Had the 18th Amendment not been repealed we would be living in a militaristic police state 51 years more advanced than what we're living in now. The horrors of what we're condemning our descendants to if we don't remove our blinders are terrifying to contemplate. "There are none so blind as those who will not see" Interesting to see Jim and Bill's posts one after the other.
One reason the draconian Asian laws work is that they are backed up by still-strong family and community ties - and a society that is still willing to inflict real shame upon transgressors, instead of celebrating their "edginess". Bottom line is that it cannot be demonstrated that the current "war on drugs" is saving anyone. And it has distorted the balance between free citizens and an increasingly paramilitary police force.

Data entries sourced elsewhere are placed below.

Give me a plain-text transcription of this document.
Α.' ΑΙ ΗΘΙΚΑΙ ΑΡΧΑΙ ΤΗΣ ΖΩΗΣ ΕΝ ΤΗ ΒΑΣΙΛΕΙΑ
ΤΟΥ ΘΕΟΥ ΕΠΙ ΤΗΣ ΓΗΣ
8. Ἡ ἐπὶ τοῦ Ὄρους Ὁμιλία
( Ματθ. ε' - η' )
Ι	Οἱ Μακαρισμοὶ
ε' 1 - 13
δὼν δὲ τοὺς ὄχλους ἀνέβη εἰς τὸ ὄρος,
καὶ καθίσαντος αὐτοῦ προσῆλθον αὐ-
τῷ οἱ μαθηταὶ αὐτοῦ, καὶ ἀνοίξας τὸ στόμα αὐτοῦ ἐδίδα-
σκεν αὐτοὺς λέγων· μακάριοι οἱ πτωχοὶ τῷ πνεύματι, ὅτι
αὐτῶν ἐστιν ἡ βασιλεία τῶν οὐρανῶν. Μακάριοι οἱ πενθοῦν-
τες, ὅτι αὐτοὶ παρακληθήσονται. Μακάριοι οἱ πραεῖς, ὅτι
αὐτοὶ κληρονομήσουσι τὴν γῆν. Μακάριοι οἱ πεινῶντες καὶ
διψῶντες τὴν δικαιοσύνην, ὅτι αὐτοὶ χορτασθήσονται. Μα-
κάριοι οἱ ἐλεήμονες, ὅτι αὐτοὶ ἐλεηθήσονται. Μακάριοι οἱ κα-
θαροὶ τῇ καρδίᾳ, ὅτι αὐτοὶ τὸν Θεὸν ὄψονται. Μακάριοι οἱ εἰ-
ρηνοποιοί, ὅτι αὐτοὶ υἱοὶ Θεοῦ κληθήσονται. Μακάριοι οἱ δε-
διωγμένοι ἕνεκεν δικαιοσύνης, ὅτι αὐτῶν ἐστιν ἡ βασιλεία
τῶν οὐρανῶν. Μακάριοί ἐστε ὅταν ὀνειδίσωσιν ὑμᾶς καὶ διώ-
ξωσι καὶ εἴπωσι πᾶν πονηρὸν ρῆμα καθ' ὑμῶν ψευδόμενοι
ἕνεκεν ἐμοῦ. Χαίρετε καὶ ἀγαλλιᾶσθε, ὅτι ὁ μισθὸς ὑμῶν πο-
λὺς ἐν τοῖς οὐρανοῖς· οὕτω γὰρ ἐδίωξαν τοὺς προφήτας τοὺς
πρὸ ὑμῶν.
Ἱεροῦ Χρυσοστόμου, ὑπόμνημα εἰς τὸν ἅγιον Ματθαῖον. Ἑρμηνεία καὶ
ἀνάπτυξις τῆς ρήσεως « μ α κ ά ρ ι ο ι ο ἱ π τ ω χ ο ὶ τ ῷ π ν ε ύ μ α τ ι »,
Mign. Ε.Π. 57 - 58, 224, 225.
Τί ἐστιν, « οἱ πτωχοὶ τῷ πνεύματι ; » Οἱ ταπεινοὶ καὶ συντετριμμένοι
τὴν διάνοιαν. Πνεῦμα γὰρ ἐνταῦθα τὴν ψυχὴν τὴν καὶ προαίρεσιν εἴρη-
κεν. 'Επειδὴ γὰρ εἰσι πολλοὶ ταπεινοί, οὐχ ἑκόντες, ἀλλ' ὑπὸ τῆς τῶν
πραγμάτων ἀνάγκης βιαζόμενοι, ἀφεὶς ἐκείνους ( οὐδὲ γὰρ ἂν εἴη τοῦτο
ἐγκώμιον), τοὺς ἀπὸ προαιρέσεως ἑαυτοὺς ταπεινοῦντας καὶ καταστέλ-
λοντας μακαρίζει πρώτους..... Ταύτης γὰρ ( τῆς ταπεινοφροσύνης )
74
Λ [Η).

In Hebrew there is no word for "irresponsible". One says two words that literally mean "lacking responsibility" - because the only way to become responsible is to be given responsibility (same thing with the word "impatient"). Something like that needs to happen in this area, and in other areas where the family/community has decayed. "It takes a village" has manifestly not worked. Now it is time to roll back the government "village" and let people learn some lessons in self-mastery. The real problem will be keeping the Lefties from using the pity-mongering arguments that caused this mess to retake the reins when things get painful. Ben David says Bottom line is that it cannot be demonstrated that the current "war on drugs" is saving anyone. And it has distorted the balance between free citizens and an increasingly paramilitary police force.
That is indeed the nib of the gist of it. What can we do in the 'war on drugs' that we haven't already tried? Killing all the addicts and users is a non-starter in this country. So . . . the question is, do we gain more than we lose by legalizing drugs? Mexico is very nearly a failed state due to drug demand from the USA, and that does indeed figure into the equation for all the illegals streaming over the border. We have asset forfeiture, which now can be used on everyone but was legalized as a weapon in the war on drugs. If drugs are legalized, there will be more casualties here, to be sure, but the percentage increase is unknown. At the dawn of the 20th century there weren't any drugs that were classed as illegal and yet we weren't a nation of addicts. The 'war on drugs has been ongoing for about 50 years. I have yet to see an iota of gain coming from that effort. The almighty State can't stop people from making bad choices, much as they would like to. One reason the draconian Asian laws work is that they are backed up by still-strong government. When the Communists came to power in China they just shot the addicts and drug dealers.